7.Using an open microtiter plate reader, begin measuring absorbance at 340 nm (A ₃₄₀) continuously at 1-min intervals for 2 hr.

8.When the optical density (OD) is stable (15-20 min), remove the plate from the reader, add 1 µl hexokinase to each well, vortex lightly, and return the plate to the plate reader.

9.When the OD is stable again (20-30 min), stop the plate reader and record the OD.

10.Determine the amount of glucose released from starch using the equation: glucose (µmol) = NADPH (µmol) = ΔOD ÷ (2.85 × 6.22).

11.Repeat steps 1-10 with the pellet in step 5 two more times or until no starch remains.

12.Add 700 µl ultrapure water to the pellet, vortex, and centrifuge at 20,000 × g for 10 min at room temperature. Discard the supernatant and air-dry the pellet for 2 hr.

Hydrolyze polysaccharides and neutralize sugars

13.To disrupt the crystallinity of the cellulose, add 63 μl of 72% (v/v) H₂SO₄ to the pellet, vortex vigorously, and incubate at room temperature for 1 hr.

14.Add 690 μl ultrapure water to dilute the H₂SO₄ to 1 M and incubate 3 hr at 100°C using a Thermomixer.

15.Neutralize hydrolysate by adding 1 ml of 20% (v/v) dioctylamine in chloroform, vortexing thoroughly, and centrifuging at 20,000 × g for 1 min at room temperature. Discard the organic phase.

16.Repeat neutralization two more times and then check that the pH of the aqueous phase is neutral using pH indicator paper.

17.Remove excess dioctylamine by adding 1 ml of 100% chloroform, vortexing thoroughly, and centrifuging at 20,000 × for 2 min at room temperature. Transfer the upper polar phase to a 2-ml Safe-Lock tube and repeat two more times.

18.Transfer 70-, 140-, and 280-µl aliquots of supernatant to 2-ml Safe-Lock tubes without taking any chloroform.

19.Dry samples overnight in a vacuum concentrator without heat.

20.Fill tubes with argon gas and store at −80°C to avoid oxidation of metabolites.
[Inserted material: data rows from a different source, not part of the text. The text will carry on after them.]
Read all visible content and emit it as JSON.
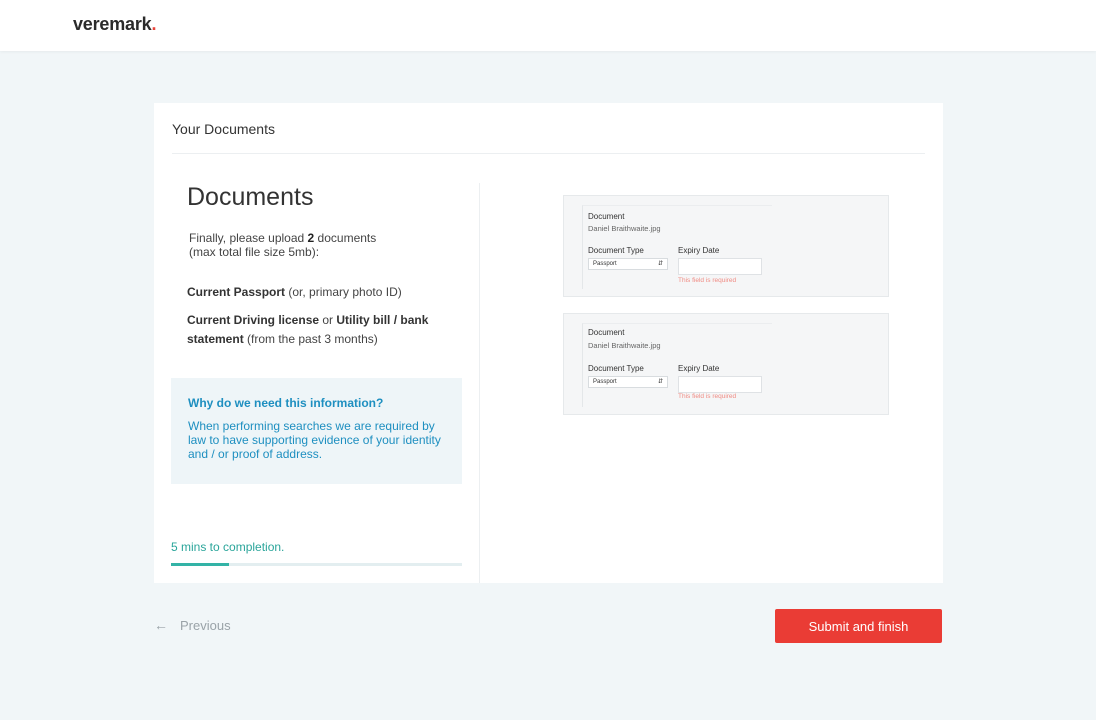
{
  "brand": {
    "name": "veremark",
    "dot": "."
  },
  "card": {
    "title": "Your Documents"
  },
  "left": {
    "heading": "Documents",
    "intro_prefix": "Finally, please upload ",
    "intro_count": "2",
    "intro_suffix": " documents",
    "intro_line2": "(max total file size 5mb):",
    "req1_bold": "Current Passport",
    "req1_rest": " (or, primary photo ID)",
    "req2_bold1": "Current Driving license",
    "req2_mid": " or ",
    "req2_bold2": "Utility bill / bank statement",
    "req2_rest": " (from the past 3 months)"
  },
  "info": {
    "title": "Why do we need this information?",
    "text": "When performing searches we are required by law to have supporting evidence of your identity and / or proof of address."
  },
  "progress": {
    "text": "5 mins to completion.",
    "fraction": 0.2
  },
  "documents": [
    {
      "label": "Document",
      "filename": "Daniel Braithwaite.jpg",
      "type_label": "Document Type",
      "type_value": "Passport",
      "expiry_label": "Expiry Date",
      "error": "This field is required"
    },
    {
      "label": "Document",
      "filename": "Daniel Braithwaite.jpg",
      "type_label": "Document Type",
      "type_value": "Passport",
      "expiry_label": "Expiry Date",
      "error": "This field is required"
    }
  ],
  "footer": {
    "previous": "Previous",
    "submit": "Submit and finish"
  },
  "colors": {
    "accent": "#ea3c35",
    "info": "#1e8fc0",
    "progress": "#33b3a6"
  }
}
Lisec et al. (2006) published a detailed protocol on how to profile and quantify metabolites from A. thaliana using GC-TOF-MS. This protocol describes in great detail the processing of samples, including derivatization, and the settings for GC-TOF-MS. Heise et al. (2014) provide a protocol describing how to process GC-TOF-MS data to estimate ¹³C enrichment (%) using CORRECTOR software.

Materials

• Samples containing soluble amino acids, amino acids from total protein, and sugars from cell wall (see Basic Protocols 2-4)
• GC-TOF-MS chromatogram file
• GC-TOF-MS chromatogram analysis software (e.g., TagFinder, Xcalibur)
• CORRECTOR software (https://www.mpimp-golm.mpg.de/54630/Bioinformatik-Tools)
• Intel-compatible platform running Windows 10 /8.1/8 /7 /Vista /XP /2000 Windows Server 2019 /2016 /2012 /2008 /2003

1.Process samples and perform GC-TOF-MS analysis as described (Lisec et al., 2006).

2.Select peak areas of the fragment mass of amino acids and sugars from the GC-TOF-MS chromatograph .cdf file, based on Supplemental Data S1 (Lisec et al., 2006).

3.Generate an input.txt file (see the exemplary file in Supplemental Data S2; also see Heise et al., 2014)

4.Estimate ¹³C enrichment (%) of amino acids and glucose using CORRECTOR software as described in Heise et al. (2014).

The absolute rate of protein synthesis in a pulse, K _S(pulse), is calculated from the labeling kinetics of amino acids in total protein after correcting for incomplete enrichment in soluble (free) amino acid pools. Many amino acid pools show very low enrichment in the light and decrease rapidly in the dark, and cannot be used to estimate K _S(pulse) (Ishihara et al., 2015). Instead, K _S(pulse) is calculated using the labeling kinetics of alanine and serine, both of which are rapidly labeled to high enrichment in the day and whose enrichment stays high during the night (Ishihara et al., 2015). The ¹³C enrichment in the amino acids from protein in a given time interval is corrected by the average enrichment in free amino acids over the time internal. Without ¹³C enrichment data from the light period, K _S(pulse) will be overestimated due to the slight decrease in enrichment between the end of day (ED) and the end of night (EN) (Ishihara et al., 2015). Therefore, we recommend that ED and EN values be obtained. In addition, K _S can be estimated from the decay of the enrichment of serine and alanine in a protein during the chase period, K _S(chase). The rate of protein degradation during pulse (K _D(pulse)) and chase (K _D(chase)) periods can be estimated as the difference between the rate of protein synthesis and the relative growth rate (K _D = K _S − RGR). Since K _S, K _D, RGR are estimated from descriptive statistics on replicate sample data, we describe here how to estimate rates using Gaussian error propagation with the widely used R language.

Materials

• Spreadsheet editor (e.g.; excel)
• R (https://www.r-project.org/), optional
• R studio (https://rstudio.com/), optional
• ¹³C enrichment (%) of soluble amino acids, amino acids from total protein, and glucose from cell wall material
• ¹³C enrichment exemplary data (Supplemental Data S3): ¹³C enrichment (%) of alanine, serine, and glucose from three independent replicate experiments containing data from thirteen A. thaliana accessions at ZT0, ZT24, and ZT120 (Ishihara et al., 2017)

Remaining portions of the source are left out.